HESI RN
HESI RN Exit Exam Capstone
1. A client admitted with left-sided heart failure presents with shortness of breath and pink frothy sputum. Which assessment finding requires immediate intervention?
- A. Decreased breath sounds bilaterally.
- B. Heart rate of 110 bpm and irregular rhythm.
- C. Pink frothy sputum and increased respiratory rate.
- D. Elevated blood pressure and shortness of breath.
Correct answer: C
Rationale: Correct Answer: Pink frothy sputum and increased respiratory rate. Pink frothy sputum is a sign of pulmonary edema, indicating fluid in the lungs, a life-threatening condition that requires immediate intervention to prevent respiratory failure. Increased respiratory rate is also concerning as it indicates the body's effort to compensate for the decreased oxygenation. Options A, B, and D are not the most critical findings in this situation. Decreased breath sounds bilaterally may indicate a pneumothorax or atelectasis, heart rate of 110 bpm and irregular rhythm can be managed with medications and further assessment, and elevated blood pressure with shortness of breath is not as urgent as pink frothy sputum and increased respiratory rate.
2. A client with deep vein thrombosis (DVT) is receiving heparin and reports tarry stools. What should the nurse do?
- A. Prepare to administer warfarin.
- B. Assess characteristics of the client's pain.
- C. Monitor stools for blood and review PTT results.
- D. Continue the heparin and prepare to administer Vitamin K.
Correct answer: C
Rationale: When a client on heparin reports tarry stools, it can be indicative of gastrointestinal bleeding. The correct action for the nurse is to monitor the stools for blood and review the Partial Thromboplastin Time (PTT) results. This is essential to detect any potential bleeding complications associated with heparin therapy. Option A is incorrect because warfarin is not the immediate intervention for tarry stools in a client on heparin. Option B is irrelevant to the situation described. Option D is incorrect as Vitamin K is the antidote for warfarin, not heparin.

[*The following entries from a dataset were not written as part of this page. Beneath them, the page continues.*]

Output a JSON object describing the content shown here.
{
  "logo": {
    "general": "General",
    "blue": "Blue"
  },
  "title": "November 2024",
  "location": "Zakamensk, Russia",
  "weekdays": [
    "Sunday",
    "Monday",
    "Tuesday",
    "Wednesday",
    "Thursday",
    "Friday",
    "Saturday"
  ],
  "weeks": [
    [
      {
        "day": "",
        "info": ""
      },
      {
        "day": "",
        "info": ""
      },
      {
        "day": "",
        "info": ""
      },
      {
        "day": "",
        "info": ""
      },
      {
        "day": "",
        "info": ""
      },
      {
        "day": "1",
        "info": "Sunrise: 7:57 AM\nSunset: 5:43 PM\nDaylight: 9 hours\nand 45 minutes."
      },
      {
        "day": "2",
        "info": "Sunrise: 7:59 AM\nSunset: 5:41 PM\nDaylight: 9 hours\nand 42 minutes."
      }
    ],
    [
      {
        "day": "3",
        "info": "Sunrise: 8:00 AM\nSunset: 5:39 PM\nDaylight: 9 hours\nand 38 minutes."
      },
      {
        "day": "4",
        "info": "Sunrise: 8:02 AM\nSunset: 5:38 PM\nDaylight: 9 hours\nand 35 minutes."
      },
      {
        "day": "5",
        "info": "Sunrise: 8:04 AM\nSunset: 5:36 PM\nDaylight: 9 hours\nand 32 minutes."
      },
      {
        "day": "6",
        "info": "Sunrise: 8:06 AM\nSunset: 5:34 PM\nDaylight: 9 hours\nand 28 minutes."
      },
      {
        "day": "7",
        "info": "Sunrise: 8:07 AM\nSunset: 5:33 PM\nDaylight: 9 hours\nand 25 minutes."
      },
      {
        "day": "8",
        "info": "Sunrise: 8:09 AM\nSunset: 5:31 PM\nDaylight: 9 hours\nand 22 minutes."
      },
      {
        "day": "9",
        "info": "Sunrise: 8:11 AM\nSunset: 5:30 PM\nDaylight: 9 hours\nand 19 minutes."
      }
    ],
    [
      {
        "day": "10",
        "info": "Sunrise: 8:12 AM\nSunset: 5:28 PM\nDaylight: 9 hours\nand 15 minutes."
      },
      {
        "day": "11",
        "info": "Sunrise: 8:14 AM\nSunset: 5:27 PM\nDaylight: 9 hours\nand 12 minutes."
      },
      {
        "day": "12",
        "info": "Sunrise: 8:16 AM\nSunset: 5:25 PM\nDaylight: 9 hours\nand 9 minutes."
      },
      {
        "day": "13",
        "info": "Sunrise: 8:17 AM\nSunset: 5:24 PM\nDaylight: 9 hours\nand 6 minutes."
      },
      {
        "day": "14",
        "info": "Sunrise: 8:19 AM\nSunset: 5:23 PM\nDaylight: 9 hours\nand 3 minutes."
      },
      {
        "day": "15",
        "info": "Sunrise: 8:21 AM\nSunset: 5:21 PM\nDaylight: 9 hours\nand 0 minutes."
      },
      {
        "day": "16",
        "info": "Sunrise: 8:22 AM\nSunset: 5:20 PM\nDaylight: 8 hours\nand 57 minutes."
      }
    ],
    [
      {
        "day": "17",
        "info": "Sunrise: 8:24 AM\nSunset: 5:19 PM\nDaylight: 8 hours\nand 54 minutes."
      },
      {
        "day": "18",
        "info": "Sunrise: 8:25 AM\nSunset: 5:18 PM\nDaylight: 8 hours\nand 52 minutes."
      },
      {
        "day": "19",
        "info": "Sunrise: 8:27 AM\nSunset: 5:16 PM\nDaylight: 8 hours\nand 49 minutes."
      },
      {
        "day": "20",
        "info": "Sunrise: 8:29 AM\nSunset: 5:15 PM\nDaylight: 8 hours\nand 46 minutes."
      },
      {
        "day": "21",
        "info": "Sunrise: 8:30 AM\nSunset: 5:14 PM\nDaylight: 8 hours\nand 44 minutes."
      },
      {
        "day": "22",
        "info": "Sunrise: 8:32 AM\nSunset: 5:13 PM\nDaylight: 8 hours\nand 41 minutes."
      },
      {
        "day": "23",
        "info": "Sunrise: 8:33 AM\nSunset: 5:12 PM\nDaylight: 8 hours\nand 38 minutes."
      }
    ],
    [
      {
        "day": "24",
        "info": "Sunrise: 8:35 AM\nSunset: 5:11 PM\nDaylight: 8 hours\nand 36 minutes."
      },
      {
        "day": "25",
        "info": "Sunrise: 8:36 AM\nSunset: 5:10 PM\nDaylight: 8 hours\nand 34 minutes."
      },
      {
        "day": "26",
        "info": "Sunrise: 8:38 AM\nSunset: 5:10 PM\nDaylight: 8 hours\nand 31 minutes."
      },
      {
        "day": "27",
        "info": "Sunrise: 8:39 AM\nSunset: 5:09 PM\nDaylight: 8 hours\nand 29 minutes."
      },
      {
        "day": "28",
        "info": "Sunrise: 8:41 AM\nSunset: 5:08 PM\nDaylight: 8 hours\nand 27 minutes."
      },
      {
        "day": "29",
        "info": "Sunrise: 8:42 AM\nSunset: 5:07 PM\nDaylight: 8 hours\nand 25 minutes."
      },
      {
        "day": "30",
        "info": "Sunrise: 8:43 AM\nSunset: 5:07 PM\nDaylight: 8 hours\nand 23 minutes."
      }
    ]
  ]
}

3. A client frequently admitted to the locked psychiatric unit repeatedly compliments and invites one of the nurses to go out on a date. The nurse's response should be to
- A. Ask not to be assigned to this client or to work on another unit
- B. Tell the client that such behavior is inappropriate
- C. Inform the client that hospital policy prohibits staff from dating clients
- D. Discuss the boundaries of the therapeutic relationship with the client
Correct answer: D
Rationale: The correct response for the nurse in this situation is to discuss the boundaries of the therapeutic relationship with the client. By doing so, the nurse can reinforce professionalism, establish clear boundaries, and prevent ethical conflicts. Option A is incorrect because avoiding the client or unit does not address the issue at hand and may compromise patient care. Option B, while acknowledging the behavior, does not address the underlying reasons and boundaries. Option C, stating hospital policy, is not as therapeutic or client-centered as discussing the therapeutic relationship directly.
4. The client with a below-the-knee amputation is being taught about proper care of the residual limb. The most important point to emphasize would be
- A. Wrap the stump with an elastic bandage to prevent swelling
- B. Keep the skin on the stump clean and dry
- C. Use alcohol to cleanse the stump daily
- D. Apply moisturizing lotion to the stump daily
Correct answer: B
Rationale: The correct answer is B: Keep the skin on the stump clean and dry. This is crucial for preventing infection and promoting healing of the residual limb. Wrapping the stump with an elastic bandage can constrict blood flow and cause issues. Using alcohol to cleanse the stump daily can be too harsh and drying for the skin, leading to irritation. Applying moisturizing lotion daily is not as essential as keeping the skin clean and dry to prevent complications.
5. A 3-year-old boy was successfully toilet trained prior to his admission to the hospital for injuries sustained from a fall. His parents are very concerned that the child has regressed in his toileting behaviors. Which information should the nurse provide to the parents?
- A. Regression in toileting may indicate a neurological complication
- B. The hospital staff can assist with toilet training efforts
- C. It is common for children to regress in toileting during hospital stays
- D. A potty chair should be brought from home so he can maintain his toileting skills
Correct answer: C
Rationale: When children are hospitalized, it is common for them to regress in toileting behaviors due to the unfamiliar environment and stress. It is important for the nurse to provide reassurance to the parents in such situations. Option A is incorrect because suggesting neurological complications without evidence could cause unnecessary alarm. Option B is not the most appropriate response as the focus should be on explaining the common regression in toileting. Option D may not address the underlying reasons for the regression and may not be practical during the hospital stay.